Additionally, the veteran was reported to have been photographed in 2007 wearing “the Silver Star, Navy and Marine Corps Ribbon, Purple Heart, and the Navy and Marine Corps Commendation Medal with a Bronze ‘V.’ ”

While Elven Joe Swisher did serve as a Marine and was said to have been honorably discharged in 1957, documents filed by prosecutors who convicted Swisher under the stolen valor legislation in 2007 were said to demonstrate that he had never been awarded any medals during his service at all.

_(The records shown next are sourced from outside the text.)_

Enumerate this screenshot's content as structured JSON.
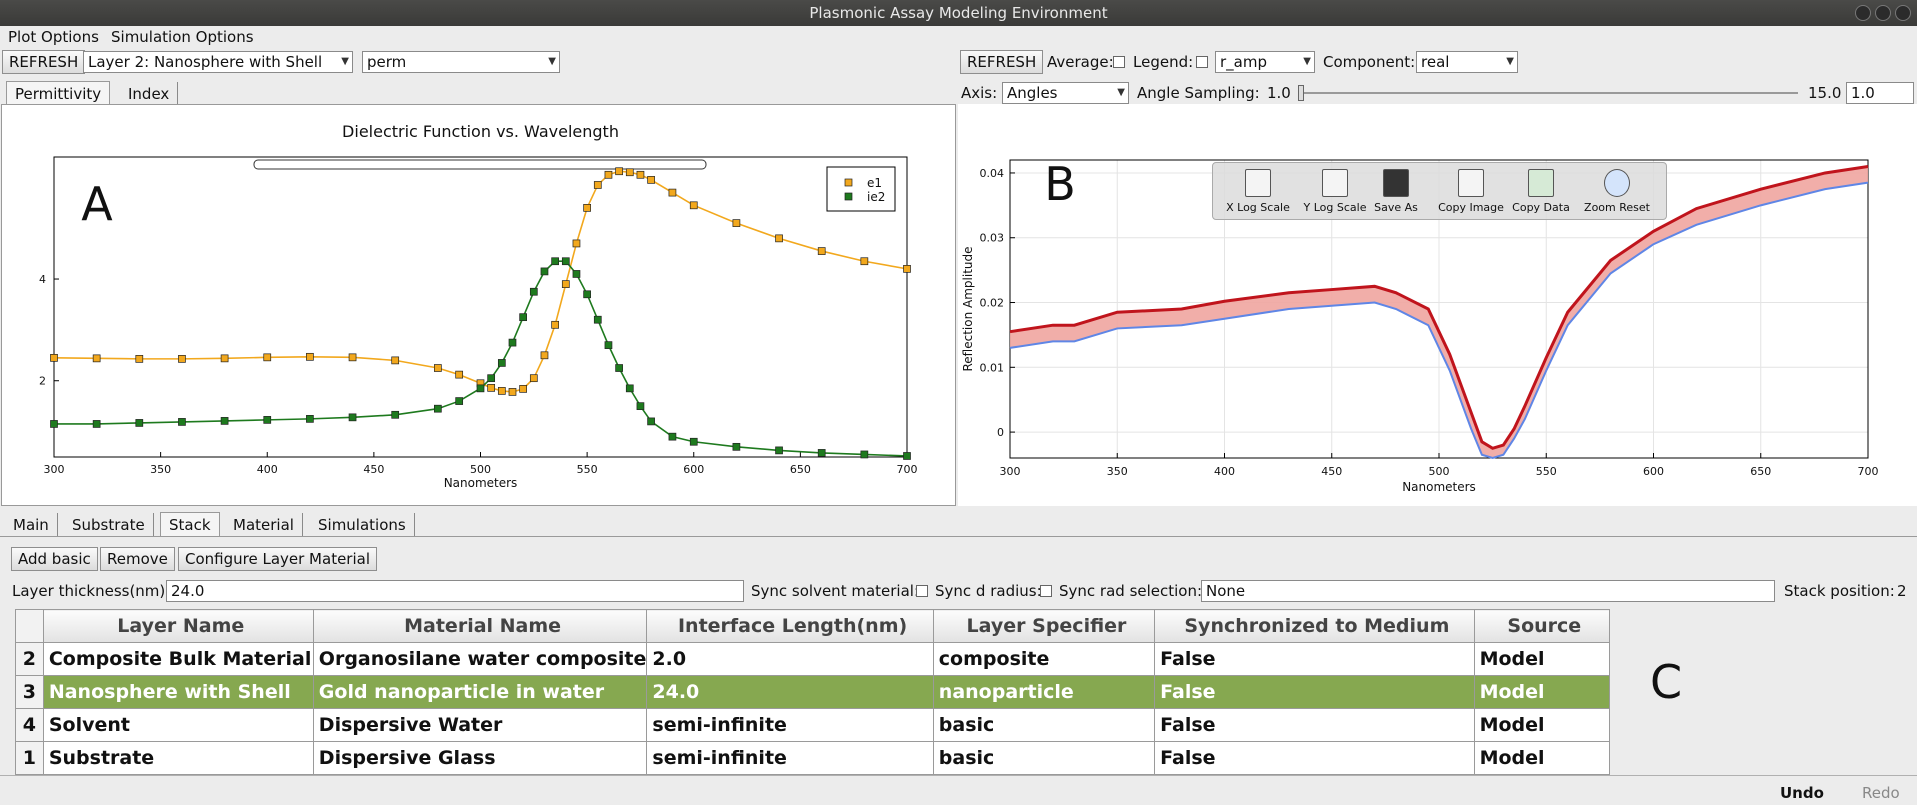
{
  "window": {
    "title": "Plasmonic Assay Modeling Environment"
  },
  "menu": {
    "items": [
      "Plot Options",
      "Simulation Options"
    ]
  },
  "left_toolbar": {
    "refresh_label": "REFRESH",
    "layer_select": "Layer 2: Nanosphere with Shell",
    "quantity_select": "perm",
    "tabs": [
      "Permittivity",
      "Index"
    ]
  },
  "right_toolbar": {
    "refresh_label": "REFRESH",
    "average_label": "Average:",
    "legend_label": "Legend:",
    "r_select": "r_amp",
    "component_label": "Component:",
    "component_select": "real",
    "axis_label": "Axis:",
    "axis_select": "Angles",
    "angle_sampling_label": "Angle Sampling:",
    "slider_min": "1.0",
    "slider_max": "15.0",
    "slider_value": "1.0"
  },
  "plot_toolbar": {
    "items": [
      {
        "label": "X Log Scale",
        "icon": "x-log-scale-icon"
      },
      {
        "label": "Y Log Scale",
        "icon": "y-log-scale-icon"
      },
      {
        "label": "Save As",
        "icon": "save-icon"
      },
      {
        "label": "Copy Image",
        "icon": "copy-image-icon"
      },
      {
        "label": "Copy Data",
        "icon": "copy-data-icon"
      },
      {
        "label": "Zoom Reset",
        "icon": "zoom-reset-icon"
      }
    ]
  },
  "panel_letters": {
    "a": "A",
    "b": "B",
    "c": "C"
  },
  "chart_data": [
    {
      "type": "scatter",
      "title": "Dielectric Function vs. Wavelength",
      "xlabel": "Nanometers",
      "ylabel": "",
      "xlim": [
        300,
        700
      ],
      "ylim": [
        0.5,
        6.4
      ],
      "xticks": [
        300,
        350,
        400,
        450,
        500,
        550,
        600,
        650,
        700
      ],
      "yticks": [
        2,
        4
      ],
      "legend": "top-right",
      "series": [
        {
          "name": "e1",
          "color": "#f2a81d",
          "x": [
            300,
            320,
            340,
            360,
            380,
            400,
            420,
            440,
            460,
            480,
            490,
            500,
            505,
            510,
            515,
            520,
            525,
            530,
            535,
            540,
            545,
            550,
            555,
            560,
            565,
            570,
            575,
            580,
            590,
            600,
            620,
            640,
            660,
            680,
            700
          ],
          "y": [
            2.45,
            2.44,
            2.43,
            2.43,
            2.44,
            2.46,
            2.47,
            2.46,
            2.4,
            2.25,
            2.12,
            1.95,
            1.86,
            1.8,
            1.78,
            1.84,
            2.05,
            2.5,
            3.1,
            3.9,
            4.7,
            5.4,
            5.85,
            6.05,
            6.12,
            6.1,
            6.05,
            5.95,
            5.7,
            5.45,
            5.1,
            4.8,
            4.55,
            4.35,
            4.2
          ]
        },
        {
          "name": "ie2",
          "color": "#1e7a1e",
          "x": [
            300,
            320,
            340,
            360,
            380,
            400,
            420,
            440,
            460,
            480,
            490,
            500,
            505,
            510,
            515,
            520,
            525,
            530,
            535,
            540,
            545,
            550,
            555,
            560,
            565,
            570,
            575,
            580,
            590,
            600,
            620,
            640,
            660,
            680,
            700
          ],
          "y": [
            1.15,
            1.15,
            1.17,
            1.19,
            1.21,
            1.23,
            1.25,
            1.28,
            1.33,
            1.45,
            1.6,
            1.85,
            2.05,
            2.35,
            2.75,
            3.25,
            3.75,
            4.15,
            4.35,
            4.35,
            4.1,
            3.7,
            3.2,
            2.7,
            2.25,
            1.85,
            1.5,
            1.2,
            0.9,
            0.8,
            0.7,
            0.63,
            0.58,
            0.55,
            0.52
          ]
        }
      ]
    },
    {
      "type": "line",
      "title": "",
      "xlabel": "Nanometers",
      "ylabel": "Reflection Amplitude",
      "xlim": [
        300,
        700
      ],
      "ylim": [
        -0.004,
        0.042
      ],
      "xticks": [
        300,
        350,
        400,
        450,
        500,
        550,
        600,
        650,
        700
      ],
      "yticks": [
        0,
        0.01,
        0.02,
        0.03,
        0.04
      ],
      "series": [
        {
          "name": "",
          "color": "#c0141c",
          "x": [
            300,
            320,
            330,
            350,
            380,
            400,
            430,
            450,
            470,
            480,
            495,
            505,
            515,
            520,
            525,
            530,
            535,
            540,
            550,
            560,
            580,
            600,
            620,
            650,
            680,
            700
          ],
          "y": [
            0.0155,
            0.0165,
            0.0165,
            0.0185,
            0.019,
            0.0202,
            0.0215,
            0.022,
            0.0225,
            0.0215,
            0.019,
            0.012,
            0.003,
            -0.0015,
            -0.0025,
            -0.002,
            0.0005,
            0.004,
            0.0115,
            0.0185,
            0.0265,
            0.031,
            0.0345,
            0.0375,
            0.04,
            0.041
          ]
        },
        {
          "name": "",
          "color": "#5f86e6",
          "x": [
            300,
            320,
            330,
            350,
            380,
            400,
            430,
            450,
            470,
            480,
            495,
            505,
            515,
            520,
            525,
            530,
            535,
            540,
            550,
            560,
            580,
            600,
            620,
            650,
            680,
            700
          ],
          "y": [
            0.013,
            0.014,
            0.014,
            0.016,
            0.0165,
            0.0175,
            0.019,
            0.0195,
            0.02,
            0.019,
            0.0165,
            0.0095,
            0.0005,
            -0.0035,
            -0.004,
            -0.0035,
            -0.001,
            0.002,
            0.0095,
            0.0165,
            0.0245,
            0.029,
            0.032,
            0.035,
            0.0375,
            0.0385
          ]
        }
      ]
    }
  ],
  "bottom_tabs": [
    "Main",
    "Substrate",
    "Stack",
    "Material",
    "Simulations"
  ],
  "stack": {
    "buttons": [
      "Add basic",
      "Remove",
      "Configure Layer Material"
    ],
    "thickness_label": "Layer thickness(nm):",
    "thickness_value": "24.0",
    "sync_solvent_label": "Sync solvent material:",
    "sync_d_label": "Sync d radius:",
    "sync_rad_label": "Sync rad selection:",
    "sync_rad_value": "None",
    "stack_position_label": "Stack position:",
    "stack_position_value": "2"
  },
  "table": {
    "columns": [
      "Layer Name",
      "Material Name",
      "Interface Length(nm)",
      "Layer Specifier",
      "Synchronized to Medium",
      "Source"
    ],
    "rows": [
      [
        "2",
        "Composite Bulk Material",
        "Organosilane water composite",
        "2.0",
        "composite",
        "False",
        "Model"
      ],
      [
        "3",
        "Nanosphere with Shell",
        "Gold nanoparticle in water",
        "24.0",
        "nanoparticle",
        "False",
        "Model"
      ],
      [
        "4",
        "Solvent",
        "Dispersive Water",
        "semi-infinite",
        "basic",
        "False",
        "Model"
      ],
      [
        "1",
        "Substrate",
        "Dispersive Glass",
        "semi-infinite",
        "basic",
        "False",
        "Model"
      ]
    ],
    "selected_row": 1
  },
  "footer": {
    "undo_label": "Undo",
    "redo_label": "Redo"
  }
}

Stolen valor: wearing unearned military medals deemed to be protected free speech under First Amendment to the U.S. Constitution.
A medal issued to a new U.S. Army recruit in October 2004. [Photo by Spencer Platt/Getty Images]
Further, documents were said to demonstrate that Swisher did not enlist in the Marines until one year after the Korean War ended; he was reportedly never wounded during his military service and could not have killed “many men” in the war, as he has reportedly suggested.

In 2012, the portion of Swisher’s stolen valor conviction relating to dishonest statements he made with regard to having been awarded the medals was overturned, which resulted in the law being rewritten. Yesterday’s decision is said to overturn the law once again, this time with regard to the actual act of wearing unearned military medals.

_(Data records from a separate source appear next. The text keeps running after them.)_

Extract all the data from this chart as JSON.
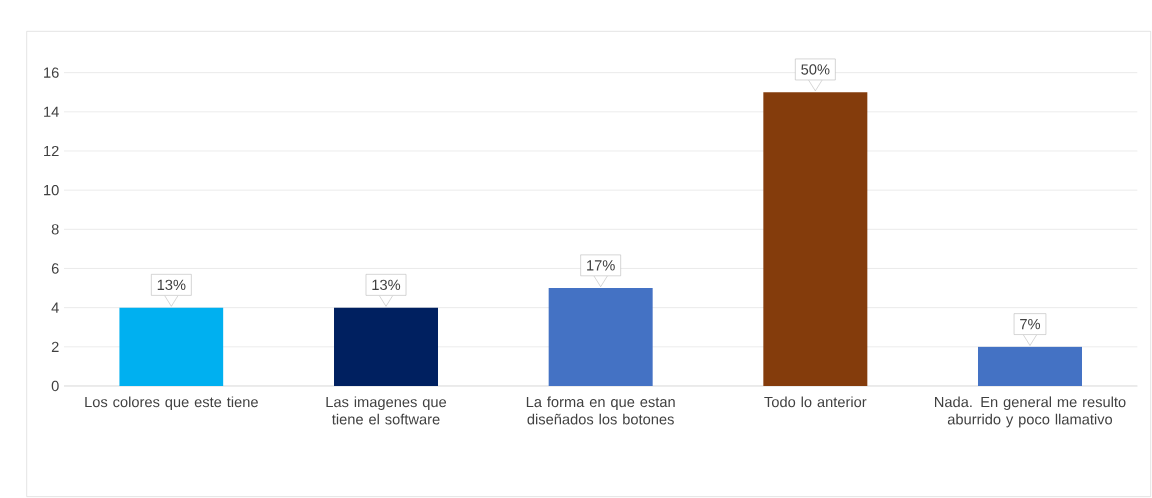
{
  "chart_data": {
    "type": "bar",
    "categories": [
      "Los colores que este tiene",
      "Las imagenes que tiene el software",
      "La forma en que estan diseñados los botones",
      "Todo lo anterior",
      "Nada.  En general me resulto aburrido y poco llamativo"
    ],
    "values": [
      4,
      4,
      5,
      15,
      2
    ],
    "colors": [
      "#00b0f0",
      "#002060",
      "#4472c4",
      "#843c0c",
      "#4472c4"
    ],
    "annotations": [
      {
        "text": "13%",
        "x": "Los colores que este tiene",
        "y": 4
      },
      {
        "text": "13%",
        "x": "Las imagenes que tiene el software",
        "y": 4
      },
      {
        "text": "17%",
        "x": "La forma en que estan diseñados los botones",
        "y": 5
      },
      {
        "text": "50%",
        "x": "Todo lo anterior",
        "y": 15
      },
      {
        "text": "7%",
        "x": "Nada.  En general me resulto aburrido y poco llamativo",
        "y": 2
      }
    ],
    "ylim": [
      0,
      16
    ],
    "yticks": [
      0,
      2,
      4,
      6,
      8,
      10,
      12,
      14,
      16
    ],
    "grid": "y"
  }
}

The circuit court judges’ ruling was said to have focused on the fact that wearing a military medal, even one that was not legitimately earned, conveys a message, earning it protection under the First Amendment.

After the version of the Stolen Valor Act that was signed into law by President George W. Bush in 2006 was struck down as unconstitutional in 2012, the rewritten legislation was signed into law by President Barack Obama in 2013, according to Stars and Stripes. While the newest version of the law allows people to wear and make claims about medals that they did not earn, it specifically prohibits people from profiting through the use of stolen valor, or claiming credit for unearned military awards; there is no indication that Swisher made any such attempts in the instances he was shown to wear unearned military medals.

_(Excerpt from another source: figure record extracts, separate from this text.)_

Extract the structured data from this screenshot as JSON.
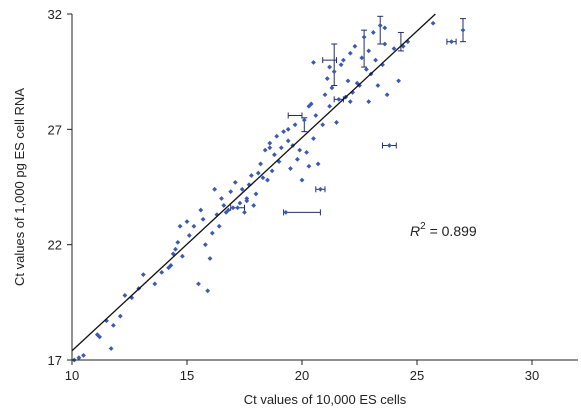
{
  "chart_data": {
    "type": "scatter",
    "xlabel": "Ct values of 10,000 ES cells",
    "ylabel": "Ct values of 1,000 pg ES cell RNA",
    "xlim": [
      10,
      32
    ],
    "ylim": [
      17,
      32
    ],
    "x_ticks": [
      "10",
      "15",
      "20",
      "25",
      "30"
    ],
    "y_ticks": [
      "17",
      "22",
      "27",
      "32"
    ],
    "grid": false,
    "annotation": {
      "var": "R",
      "exp": "2",
      "rest": " = 0.899"
    },
    "marker_color": "#3a5bb0",
    "errorbar_color": "#1f2f6a",
    "fit_line": {
      "x": [
        10,
        25.8
      ],
      "y": [
        17.4,
        32
      ]
    },
    "points": [
      [
        10.1,
        17.0
      ],
      [
        10.3,
        17.1
      ],
      [
        10.5,
        17.2
      ],
      [
        11.1,
        18.1
      ],
      [
        11.2,
        18.0
      ],
      [
        11.5,
        18.7
      ],
      [
        11.7,
        17.5
      ],
      [
        11.8,
        18.5
      ],
      [
        12.1,
        18.9
      ],
      [
        12.6,
        19.7
      ],
      [
        12.9,
        20.1
      ],
      [
        13.6,
        20.3
      ],
      [
        13.9,
        20.8
      ],
      [
        14.2,
        21.0
      ],
      [
        14.3,
        21.1
      ],
      [
        14.4,
        21.6
      ],
      [
        14.5,
        21.8
      ],
      [
        14.6,
        22.1
      ],
      [
        14.7,
        22.8
      ],
      [
        14.8,
        21.5
      ],
      [
        15.0,
        23.0
      ],
      [
        15.1,
        22.4
      ],
      [
        15.3,
        22.8
      ],
      [
        15.5,
        20.3
      ],
      [
        15.6,
        23.5
      ],
      [
        15.7,
        23.1
      ],
      [
        15.8,
        22.0
      ],
      [
        16.0,
        21.4
      ],
      [
        16.1,
        22.5
      ],
      [
        16.2,
        24.4
      ],
      [
        16.3,
        23.3
      ],
      [
        16.4,
        22.8
      ],
      [
        16.5,
        24.0
      ],
      [
        16.6,
        23.7
      ],
      [
        16.7,
        23.4
      ],
      [
        16.9,
        24.3
      ],
      [
        17.0,
        23.6
      ],
      [
        17.1,
        24.7
      ],
      [
        17.2,
        23.6
      ],
      [
        17.3,
        23.8
      ],
      [
        17.4,
        24.4
      ],
      [
        17.5,
        23.4
      ],
      [
        17.6,
        23.9
      ],
      [
        17.7,
        24.6
      ],
      [
        17.8,
        25.0
      ],
      [
        17.9,
        23.7
      ],
      [
        18.0,
        24.2
      ],
      [
        18.1,
        25.1
      ],
      [
        18.2,
        25.5
      ],
      [
        18.3,
        24.9
      ],
      [
        18.4,
        26.1
      ],
      [
        18.5,
        24.8
      ],
      [
        18.6,
        26.4
      ],
      [
        18.7,
        25.2
      ],
      [
        18.8,
        25.9
      ],
      [
        18.9,
        26.7
      ],
      [
        19.0,
        25.6
      ],
      [
        19.1,
        26.2
      ],
      [
        19.2,
        26.9
      ],
      [
        19.3,
        23.4
      ],
      [
        19.4,
        26.5
      ],
      [
        19.5,
        25.3
      ],
      [
        19.6,
        26.3
      ],
      [
        19.7,
        27.2
      ],
      [
        19.8,
        25.7
      ],
      [
        19.9,
        26.1
      ],
      [
        20.0,
        24.8
      ],
      [
        20.1,
        27.4
      ],
      [
        20.2,
        26.0
      ],
      [
        20.3,
        25.4
      ],
      [
        20.4,
        28.1
      ],
      [
        20.5,
        26.6
      ],
      [
        20.6,
        27.6
      ],
      [
        20.7,
        25.5
      ],
      [
        20.8,
        24.4
      ],
      [
        20.9,
        27.2
      ],
      [
        21.0,
        28.5
      ],
      [
        21.1,
        29.2
      ],
      [
        21.2,
        28.0
      ],
      [
        21.3,
        28.8
      ],
      [
        21.4,
        29.5
      ],
      [
        21.5,
        27.3
      ],
      [
        21.6,
        28.3
      ],
      [
        21.7,
        29.8
      ],
      [
        21.8,
        30.0
      ],
      [
        21.9,
        28.4
      ],
      [
        22.0,
        29.1
      ],
      [
        22.1,
        30.3
      ],
      [
        22.2,
        28.6
      ],
      [
        22.3,
        30.6
      ],
      [
        22.4,
        29.0
      ],
      [
        22.5,
        28.9
      ],
      [
        22.6,
        30.1
      ],
      [
        22.7,
        31.0
      ],
      [
        22.8,
        29.6
      ],
      [
        22.9,
        30.4
      ],
      [
        23.0,
        29.4
      ],
      [
        23.1,
        31.2
      ],
      [
        23.2,
        30.0
      ],
      [
        23.3,
        28.9
      ],
      [
        23.4,
        31.5
      ],
      [
        23.5,
        29.8
      ],
      [
        23.6,
        30.7
      ],
      [
        23.7,
        28.5
      ],
      [
        23.8,
        26.3
      ],
      [
        24.0,
        30.5
      ],
      [
        24.2,
        29.1
      ],
      [
        24.4,
        30.6
      ],
      [
        24.6,
        30.8
      ],
      [
        25.7,
        31.6
      ],
      [
        26.5,
        30.8
      ],
      [
        27.0,
        31.3
      ],
      [
        23.6,
        31.4
      ],
      [
        22.9,
        28.2
      ],
      [
        20.5,
        29.9
      ],
      [
        17.6,
        24.0
      ],
      [
        19.4,
        27.0
      ],
      [
        15.9,
        20.0
      ],
      [
        16.8,
        23.5
      ],
      [
        18.6,
        26.2
      ],
      [
        21.2,
        29.7
      ],
      [
        13.1,
        20.7
      ],
      [
        12.3,
        19.8
      ],
      [
        22.1,
        28.2
      ],
      [
        20.3,
        28.0
      ]
    ],
    "error_bars": [
      {
        "x": 20.0,
        "y": 23.4,
        "xerr": 0.8,
        "yerr": 0
      },
      {
        "x": 21.2,
        "y": 30.0,
        "xerr": 0.3,
        "yerr": 0
      },
      {
        "x": 21.4,
        "y": 29.8,
        "xerr": 0,
        "yerr": 0.9
      },
      {
        "x": 22.7,
        "y": 30.5,
        "xerr": 0,
        "yerr": 0.8
      },
      {
        "x": 23.4,
        "y": 31.3,
        "xerr": 0,
        "yerr": 0.6
      },
      {
        "x": 24.3,
        "y": 30.8,
        "xerr": 0,
        "yerr": 0.4
      },
      {
        "x": 27.0,
        "y": 31.3,
        "xerr": 0,
        "yerr": 0.5
      },
      {
        "x": 26.5,
        "y": 30.8,
        "xerr": 0.2,
        "yerr": 0
      },
      {
        "x": 23.8,
        "y": 26.3,
        "xerr": 0.3,
        "yerr": 0
      },
      {
        "x": 20.8,
        "y": 24.4,
        "xerr": 0.2,
        "yerr": 0
      },
      {
        "x": 19.7,
        "y": 27.6,
        "xerr": 0.3,
        "yerr": 0
      },
      {
        "x": 20.1,
        "y": 27.2,
        "xerr": 0,
        "yerr": 0.3
      },
      {
        "x": 17.2,
        "y": 23.6,
        "xerr": 0.3,
        "yerr": 0
      },
      {
        "x": 21.6,
        "y": 28.3,
        "xerr": 0.2,
        "yerr": 0
      }
    ]
  }
}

A circuit court of appeals has overturned the Stolen Valor Act conviction of Elven Joe Swisher for wearing unearned military medals.
U.S. President Barack Obama presents the Medal of Honor to Vietnam War veteran, Retired Army Sergeant First Class Jose Rodela, in Washington D.C. in 2014. [Photo by Joe Raedle/Getty Images]
In August 2015, a Canadian man, Frank Gervais, who appeared in a televised interview on Remembrance Day, the Canadian version of Veteran’s Day, while wearing an ill-assembled collection of military memorabilia that several Canadian service members spotted as being out-of-place, was sentenced to 50 hours of community service and 12 months of probation for his stolen valor, according the Toronto Star. There has been no word on any challenges to the Canadian Charter of Rights and Freedoms attempting to uphold Gervais’ right to free speech.

U.S. Marine Colonel Mitchell Paige, who lived from 1918 to 2003, was awarded at least 13 military medals, including the Medal of Honor, the Purple Heart, and the World War II Victory Medal. The colonel was reported to have single-handedly stopped an entire Japanese regiment in the Soloman Islands at the Battle of Guadalcanal in 1942 after the rest of his unit was either killed or too injured to continue fighting. In 1994, the retired Marine successfully lobbied U.S. Congress to pass legislation to make it an offense, carrying a $100,000 fine and up to one year in prison, for falsely wearing a U.S. Medal of Honor, as reported by USA Today.